Dynamical force and imaging characterization of superhydrophobic surfaces

We devised a dangling cantilever optical lever setup with imaging that permits dynamical studies of superhydrophobic surfaces without the effects of gravitational acceleration for better insight into the mechanics. The setup enabled us to ascertain liquid loss and ascribe it to the interaction of liquid that just touched the superhydrophobic surface as it translated at various constant lateral speeds. At lower speeds (20-60 μm/s), the interactions were characterized by a strong initial liquid pin (at up to 0.6 nN force) and depin followed by a series of smaller force pin and depins before sufficient liquid loss led to total liquid detachment from the surface.

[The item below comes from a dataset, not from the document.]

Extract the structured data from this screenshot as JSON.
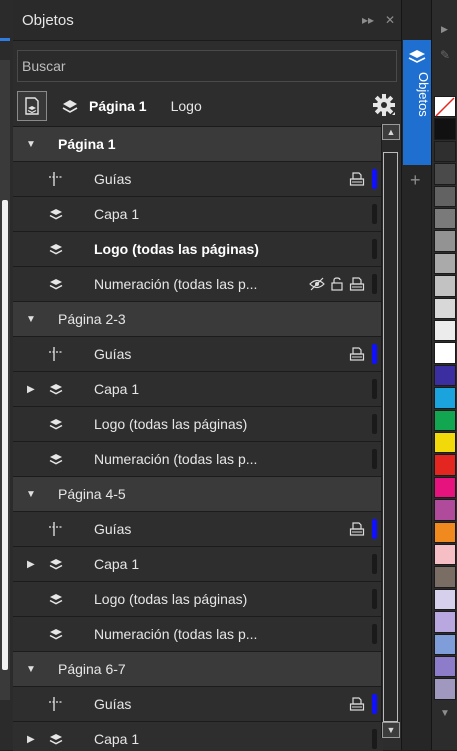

At higher translation speeds (80-100 μm/s), the interactions were characterized by liquid pinning and depinning processes at a sustained force (around 0.7 nN) in which liquid loss was low enough to engender a much later liquid detachment (beyond 100 s). A linear reduction of the receding contact angle with time, but not with the advancing contact angle, was found up to the point of first liquid depinning. This suggested a stronger role played by the receding contact line in establishing liquid adherence to the superhydrophobic surface. The detachment process from the surface was also characterized by a liquid bridge driven to rupture by way of liquid being conveyed away from the bridge.